Now we will consider two different groups from the given data set, one with students who are placed and other with students who are not placed.
mba <- read.csv('MBA Starting Salaries Data.csv',header=T, na.strings=c(""," ","999","998","NA"))
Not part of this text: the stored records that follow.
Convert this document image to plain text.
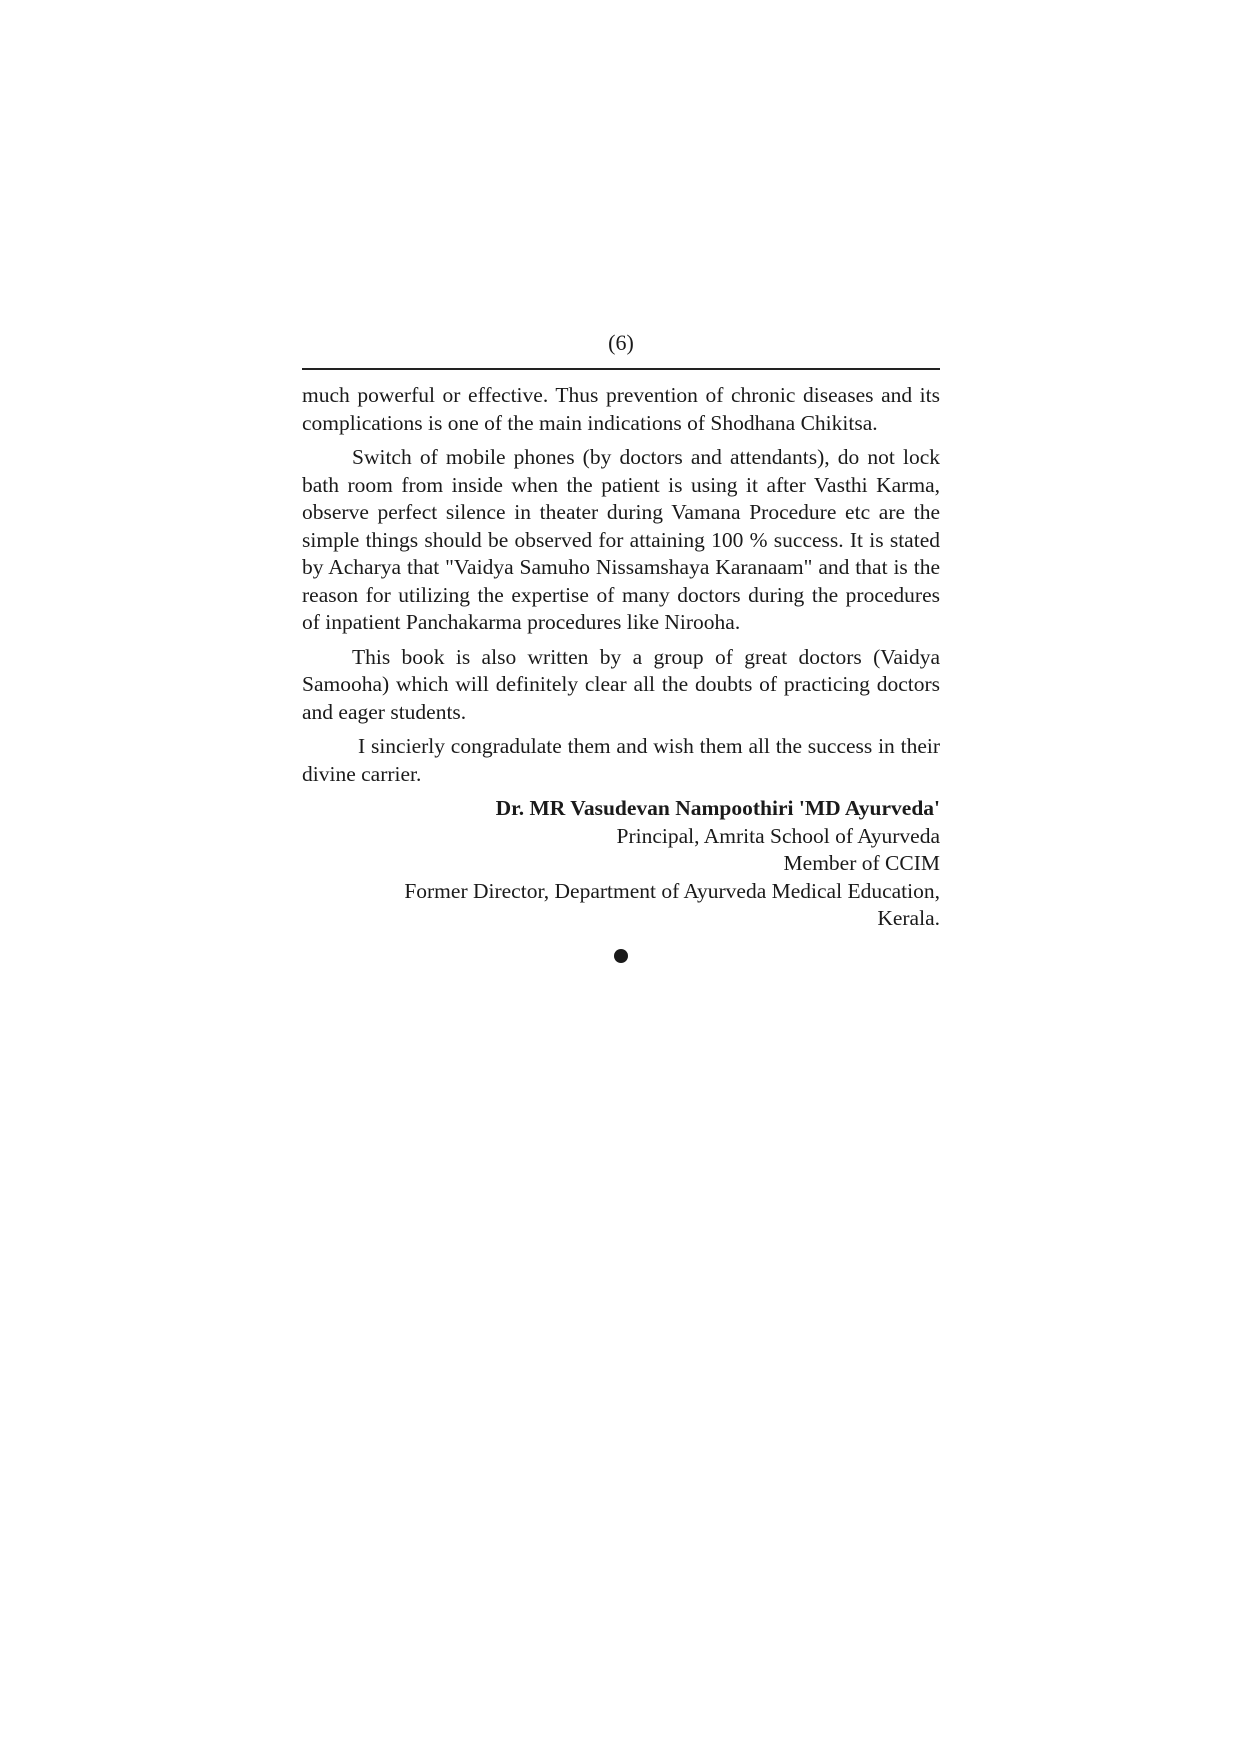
(6)

much powerful or effective. Thus prevention of chronic diseases and its complications is one of the main indications of Shodhana Chikitsa.

Switch of mobile phones (by doctors and attendants), do not lock bath room from inside when the patient is using it after Vasthi Karma, observe perfect silence in theater during Vamana Procedure etc are the simple things should be observed for attaining 100 % success. It is stated by Acharya that "Vaidya Samuho Nissamshaya Karanaam" and that is the reason for utilizing the expertise of many doctors during the procedures of inpatient Panchakarma procedures like Nirooha.

This book is also written by a group of great doctors (Vaidya Samooha) which will definitely clear all the doubts of practicing doctors and eager students.

I sincierly congradulate them and wish them all the success in their divine carrier.

Dr. MR Vasudevan Nampoothiri 'MD Ayurveda'

Principal, Amrita School of Ayurveda

Member of CCIM

Former Director, Department of Ayurveda Medical Education,

Kerala.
mba$Placed = (mba$salary >1000)
mytab <- xtabs(~ Placed+sex, data=mba)
round(ftable(addmargins(prop.table(mytab))),2)
## sex 1 2 Sum
## Placed
## FALSE 0.35 0.12 0.47
## TRUE 0.37 0.16 0.53
## Sum 0.72 0.28 1.00
mytab2 <- xtabs(~ Placed+frstlang, data=mba)
round(ftable(addmargins(prop.table(mytab2))),2)
## frstlang 1 2 Sum
## Placed
## FALSE 0.42 0.04 0.47
## TRUE 0.50 0.04 0.53
## Sum 0.92 0.08 1.00
chisq.test(mytab)
##
## Pearson's Chi-squared test with Yates' continuity correction
##
## data: mytab
## X-squared = 0.29208, df = 1, p-value = 0.5889
chisq.test(mytab2)
##
## Pearson's Chi-squared test with Yates' continuity correction
##
## data: mytab2
## X-squared = 0.074127, df = 1, p-value = 0.7854
SO, > Among placed, Males are in higher proportions than females. > Students with English as the first language are in higher proportion than the ones having other languages as first language in placed students.